Der Staat braucht Geld – Wird die Steuerschraube angezogen?

von David Panek am 16. Oktober 2012

Laut einem Artikel aus „Focus-Money“ müsste Deutschland 80 Milliarden Euro schultern um einen möglichen Griechenland Konkurs zu stemmen. Dies würde laut dem Münchener Ifo-Institut etwa 15 Prozent des deutschen Steueraufkommens pro Jahr entsprechen.

 

Um diese enormen Summen auf irgendeine Art und Weise in den Griff zu bekommen müsste sich der Fiskus etwas einfallen lassen. So steht noch weiter in diesem Artikel, dass eine Erhöhung der Einkommen- und Umsatzsteuer notwendig wäre um diesen Betrag überhaupt ausgleichen zu können. Ansonsten wäre eine Erwirtschaftung von 80 Milliarden Euro nur aus der Einkommenssteuer nicht machbar. Daher wären mögliche Erhöhungen der Verbrauchersteuern als eine Lösung des Problems eher realistisch.

 

Die Schätzungen der Experten ergaben, dass die Erhöhung der Mehrwertsteuer um nur 1 Prozent ca. 8 Milliarden Euro pro Jahr einbringen würde.
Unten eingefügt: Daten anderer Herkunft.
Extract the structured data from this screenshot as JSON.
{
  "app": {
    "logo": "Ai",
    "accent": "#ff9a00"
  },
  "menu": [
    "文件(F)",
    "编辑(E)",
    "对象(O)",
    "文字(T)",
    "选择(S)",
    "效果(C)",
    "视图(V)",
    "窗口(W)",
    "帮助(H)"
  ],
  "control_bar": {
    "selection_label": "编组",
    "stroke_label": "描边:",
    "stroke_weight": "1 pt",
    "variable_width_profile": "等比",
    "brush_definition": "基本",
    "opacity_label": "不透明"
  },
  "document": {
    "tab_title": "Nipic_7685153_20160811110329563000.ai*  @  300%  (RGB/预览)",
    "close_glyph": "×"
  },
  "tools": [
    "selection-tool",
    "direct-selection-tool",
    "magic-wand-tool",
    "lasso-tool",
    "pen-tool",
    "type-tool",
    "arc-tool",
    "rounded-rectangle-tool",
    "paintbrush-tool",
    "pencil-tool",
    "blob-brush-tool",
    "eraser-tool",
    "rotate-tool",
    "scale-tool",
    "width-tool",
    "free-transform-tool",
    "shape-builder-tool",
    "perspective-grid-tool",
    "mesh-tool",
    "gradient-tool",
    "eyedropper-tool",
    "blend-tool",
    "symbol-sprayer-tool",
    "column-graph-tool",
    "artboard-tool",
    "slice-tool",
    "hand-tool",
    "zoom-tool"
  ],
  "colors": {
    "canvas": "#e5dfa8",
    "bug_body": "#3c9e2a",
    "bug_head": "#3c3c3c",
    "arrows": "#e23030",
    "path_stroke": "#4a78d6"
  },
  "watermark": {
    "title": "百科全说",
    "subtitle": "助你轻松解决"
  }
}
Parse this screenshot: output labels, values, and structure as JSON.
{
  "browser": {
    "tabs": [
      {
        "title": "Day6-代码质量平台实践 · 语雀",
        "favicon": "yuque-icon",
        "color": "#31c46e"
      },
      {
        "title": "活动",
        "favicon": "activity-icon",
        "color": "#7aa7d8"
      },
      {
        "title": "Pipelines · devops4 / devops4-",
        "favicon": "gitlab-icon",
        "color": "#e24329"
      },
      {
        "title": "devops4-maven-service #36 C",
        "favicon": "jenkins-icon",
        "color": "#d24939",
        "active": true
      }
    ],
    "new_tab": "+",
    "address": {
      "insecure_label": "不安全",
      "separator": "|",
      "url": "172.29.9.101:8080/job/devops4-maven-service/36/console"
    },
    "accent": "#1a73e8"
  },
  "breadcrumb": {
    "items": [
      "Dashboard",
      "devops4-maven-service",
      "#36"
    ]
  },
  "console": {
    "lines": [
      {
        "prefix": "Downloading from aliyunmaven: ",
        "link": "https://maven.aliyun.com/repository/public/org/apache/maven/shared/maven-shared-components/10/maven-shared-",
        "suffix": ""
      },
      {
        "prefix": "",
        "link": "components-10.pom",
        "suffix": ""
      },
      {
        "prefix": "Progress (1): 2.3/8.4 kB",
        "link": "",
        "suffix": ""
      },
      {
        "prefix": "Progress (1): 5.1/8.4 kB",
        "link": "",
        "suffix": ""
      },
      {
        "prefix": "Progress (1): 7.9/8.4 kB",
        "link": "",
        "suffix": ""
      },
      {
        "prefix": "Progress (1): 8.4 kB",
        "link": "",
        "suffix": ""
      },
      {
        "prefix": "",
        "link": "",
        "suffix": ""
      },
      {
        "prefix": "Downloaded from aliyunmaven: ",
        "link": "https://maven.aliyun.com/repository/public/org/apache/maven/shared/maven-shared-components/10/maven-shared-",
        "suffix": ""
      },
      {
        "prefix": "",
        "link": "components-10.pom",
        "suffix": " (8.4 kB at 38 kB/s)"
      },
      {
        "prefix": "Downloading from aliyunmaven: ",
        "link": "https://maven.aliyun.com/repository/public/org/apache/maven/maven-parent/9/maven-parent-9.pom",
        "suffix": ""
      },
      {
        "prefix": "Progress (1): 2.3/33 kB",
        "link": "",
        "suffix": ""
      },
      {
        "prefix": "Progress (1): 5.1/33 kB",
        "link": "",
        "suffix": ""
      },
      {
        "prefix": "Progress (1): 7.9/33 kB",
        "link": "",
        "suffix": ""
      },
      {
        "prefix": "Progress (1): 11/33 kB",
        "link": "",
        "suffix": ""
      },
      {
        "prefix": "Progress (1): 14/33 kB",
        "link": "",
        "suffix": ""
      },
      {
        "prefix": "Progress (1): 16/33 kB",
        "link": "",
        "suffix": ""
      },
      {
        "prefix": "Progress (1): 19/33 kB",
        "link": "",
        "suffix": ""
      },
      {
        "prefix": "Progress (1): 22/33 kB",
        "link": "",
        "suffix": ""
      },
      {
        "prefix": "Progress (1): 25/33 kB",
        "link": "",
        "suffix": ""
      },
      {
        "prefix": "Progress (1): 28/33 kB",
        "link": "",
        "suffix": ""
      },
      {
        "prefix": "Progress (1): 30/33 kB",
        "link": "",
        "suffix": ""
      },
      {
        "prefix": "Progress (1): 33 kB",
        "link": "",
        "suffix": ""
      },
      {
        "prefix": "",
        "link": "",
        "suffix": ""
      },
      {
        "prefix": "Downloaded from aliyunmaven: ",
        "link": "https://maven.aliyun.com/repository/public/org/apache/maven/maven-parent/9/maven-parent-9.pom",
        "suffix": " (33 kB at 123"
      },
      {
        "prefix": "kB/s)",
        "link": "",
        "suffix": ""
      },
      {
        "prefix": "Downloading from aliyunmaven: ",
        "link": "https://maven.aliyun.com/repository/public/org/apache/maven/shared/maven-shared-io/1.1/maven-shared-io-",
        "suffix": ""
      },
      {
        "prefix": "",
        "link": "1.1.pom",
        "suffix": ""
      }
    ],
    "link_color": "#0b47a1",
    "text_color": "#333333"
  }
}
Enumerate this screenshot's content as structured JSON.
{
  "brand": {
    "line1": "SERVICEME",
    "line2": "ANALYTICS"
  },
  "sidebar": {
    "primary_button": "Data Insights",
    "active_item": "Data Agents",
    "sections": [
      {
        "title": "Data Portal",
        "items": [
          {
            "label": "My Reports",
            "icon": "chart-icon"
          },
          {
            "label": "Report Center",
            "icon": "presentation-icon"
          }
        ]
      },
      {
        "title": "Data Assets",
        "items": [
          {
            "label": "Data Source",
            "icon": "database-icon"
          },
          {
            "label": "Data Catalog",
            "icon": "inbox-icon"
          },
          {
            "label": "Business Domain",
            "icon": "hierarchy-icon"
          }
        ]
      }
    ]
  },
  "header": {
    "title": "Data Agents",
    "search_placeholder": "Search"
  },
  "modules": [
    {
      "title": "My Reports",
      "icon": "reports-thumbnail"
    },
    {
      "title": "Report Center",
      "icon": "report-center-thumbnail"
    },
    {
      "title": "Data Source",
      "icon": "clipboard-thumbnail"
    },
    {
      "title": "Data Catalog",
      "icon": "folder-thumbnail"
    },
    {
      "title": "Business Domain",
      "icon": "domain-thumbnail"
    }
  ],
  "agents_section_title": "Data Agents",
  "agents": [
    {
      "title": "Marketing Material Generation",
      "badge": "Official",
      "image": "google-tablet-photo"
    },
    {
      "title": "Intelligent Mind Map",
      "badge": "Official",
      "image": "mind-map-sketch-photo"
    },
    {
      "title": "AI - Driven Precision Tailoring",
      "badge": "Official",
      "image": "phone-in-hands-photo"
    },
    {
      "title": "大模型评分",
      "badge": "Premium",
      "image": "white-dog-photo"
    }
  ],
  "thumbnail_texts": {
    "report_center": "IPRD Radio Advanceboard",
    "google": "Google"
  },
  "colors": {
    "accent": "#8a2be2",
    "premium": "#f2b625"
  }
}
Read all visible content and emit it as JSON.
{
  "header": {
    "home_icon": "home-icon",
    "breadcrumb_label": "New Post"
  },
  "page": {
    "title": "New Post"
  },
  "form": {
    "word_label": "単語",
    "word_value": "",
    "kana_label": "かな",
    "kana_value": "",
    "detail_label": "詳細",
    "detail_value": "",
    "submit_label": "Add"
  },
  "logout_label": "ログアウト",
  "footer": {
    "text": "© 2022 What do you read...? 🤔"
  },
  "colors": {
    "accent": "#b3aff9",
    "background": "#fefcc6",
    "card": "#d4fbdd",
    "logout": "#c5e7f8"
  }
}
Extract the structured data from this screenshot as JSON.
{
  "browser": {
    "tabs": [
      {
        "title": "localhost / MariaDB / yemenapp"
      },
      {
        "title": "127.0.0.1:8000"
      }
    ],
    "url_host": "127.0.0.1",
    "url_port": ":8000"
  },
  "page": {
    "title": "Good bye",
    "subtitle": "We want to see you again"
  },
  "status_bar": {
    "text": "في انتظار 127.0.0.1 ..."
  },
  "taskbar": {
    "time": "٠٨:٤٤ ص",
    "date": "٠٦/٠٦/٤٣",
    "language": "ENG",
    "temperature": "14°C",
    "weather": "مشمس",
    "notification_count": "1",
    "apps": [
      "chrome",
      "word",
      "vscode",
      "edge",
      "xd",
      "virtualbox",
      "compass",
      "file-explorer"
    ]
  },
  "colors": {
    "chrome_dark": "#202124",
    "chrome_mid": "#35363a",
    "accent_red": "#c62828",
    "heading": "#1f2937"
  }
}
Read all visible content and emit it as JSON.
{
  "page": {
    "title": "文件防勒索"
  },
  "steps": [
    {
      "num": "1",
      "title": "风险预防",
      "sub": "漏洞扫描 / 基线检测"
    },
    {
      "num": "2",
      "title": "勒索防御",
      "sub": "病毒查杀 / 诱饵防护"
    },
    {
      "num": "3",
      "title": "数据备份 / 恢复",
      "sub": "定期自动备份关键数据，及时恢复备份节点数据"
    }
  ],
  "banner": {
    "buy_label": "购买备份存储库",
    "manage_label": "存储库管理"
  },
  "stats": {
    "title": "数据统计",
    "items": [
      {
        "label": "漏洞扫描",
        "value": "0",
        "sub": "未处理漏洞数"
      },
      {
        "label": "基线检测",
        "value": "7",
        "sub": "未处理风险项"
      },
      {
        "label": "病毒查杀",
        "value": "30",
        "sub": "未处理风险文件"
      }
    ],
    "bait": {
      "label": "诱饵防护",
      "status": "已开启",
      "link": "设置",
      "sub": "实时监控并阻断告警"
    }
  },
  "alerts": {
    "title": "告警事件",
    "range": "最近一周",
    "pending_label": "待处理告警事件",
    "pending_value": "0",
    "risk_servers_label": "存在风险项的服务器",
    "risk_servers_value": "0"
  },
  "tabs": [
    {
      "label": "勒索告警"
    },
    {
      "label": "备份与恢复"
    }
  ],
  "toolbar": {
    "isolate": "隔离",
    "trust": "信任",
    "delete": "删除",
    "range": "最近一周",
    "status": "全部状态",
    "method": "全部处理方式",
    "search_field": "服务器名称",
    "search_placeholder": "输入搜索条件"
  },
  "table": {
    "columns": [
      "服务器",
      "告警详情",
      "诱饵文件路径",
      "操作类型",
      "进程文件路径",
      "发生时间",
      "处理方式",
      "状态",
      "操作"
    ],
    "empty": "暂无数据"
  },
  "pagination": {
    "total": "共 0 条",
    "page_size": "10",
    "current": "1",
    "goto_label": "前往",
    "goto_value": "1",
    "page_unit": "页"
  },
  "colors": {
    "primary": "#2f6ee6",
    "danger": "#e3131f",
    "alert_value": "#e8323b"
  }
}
Was wie sich wohl jeder bereits denken kann das Problem nicht lösen würde. Demzufolge müsste die Mehrwertsteuer um sage und schreibe 14 Prozent erhöht werden um die Summe von 80 Milliarden Euro überhaupt gegenfinanzieren zu können. Das würde bedeuten, dass die Verbraucher mit Mehrbelastungen von mehreren tausend Euro pro Jahr rechnen müssten. Wer sich z.B. ein Auto kaufen würde, hätte bei der Betrachtung der Rechnung bestimmt eine Menge Spaß.

 

Eine andere Möglichkeit um diesem Problem entgegenzuwirken, die jedoch sehr schwer abzuschätzen ist, wäre die Erhöhung der Einkommensteuer. Aber auch wenn man z.B. den Spitzensteuersatz erhöhen würde, so brächte diese Maßnahme auch nicht den gewünschten Erfolg. Die bereits existierende so genannte Reichensteuer (Verdienst über 250.000 Euro) wird in der Spitze mit 45 Prozent besteuert. Da es jedoch in Deutschland nur ca. 50.000 Steuerpflichtige (Reiche) gibt, die dazu gehören, würden die resultierenden Einnahmen die sich aus dieser Steuererhöhung ergeben gerade einmal 800 Millionen Euro pro Jahr betragen. Sogar eine Erhöhung auf 49 Prozent wäre nur ein Tropfen auf einen heißen Stein und würde gerade mal 1,1 Milliarden Euro einbringen. Was definitiv zu wenig ist. Nicht einmal die Absenkung der Schwelle auf 100.000 Euro um die Spitzensteuer zu kassieren würde annährend das Problem lösen und gerade mal 3,5 Milliarden Euro einbringen.

 

Eine weitere Maßnahme die im Artikel durchgerechnet wurde, beinhaltet die Reform des Einkommensteuertarifs und demzufolge die Neuregelung der Sonderbezüge. Laut der Berechnung brächte diese Maßnahme ca. 40 Milliarden Euro ein. Jedoch wurde die Höherbesteuerung schon bei einem Einkommen von 52.001 Euro (45 Prozent), die nächste Stufe (50 Prozent) ab 202.000 Euro angesetzt. Da auch diese Maßnahme nichts bringen würde, müsste man den Spitzensteuersatz höher ansetzen und dieser müsste noch bei einem deutlich geringeren Einkommen greifen.

 

Bereits jetzt schon graut es mir vor der Vorstellung welche Maßnahmen wohl die Bundesregierung einleiten würde um solch ein Problem in den Griff zu bekommen. Bis dahin wollen wir hoffen, dass Griechenland irgendwie durch die Krise kommt.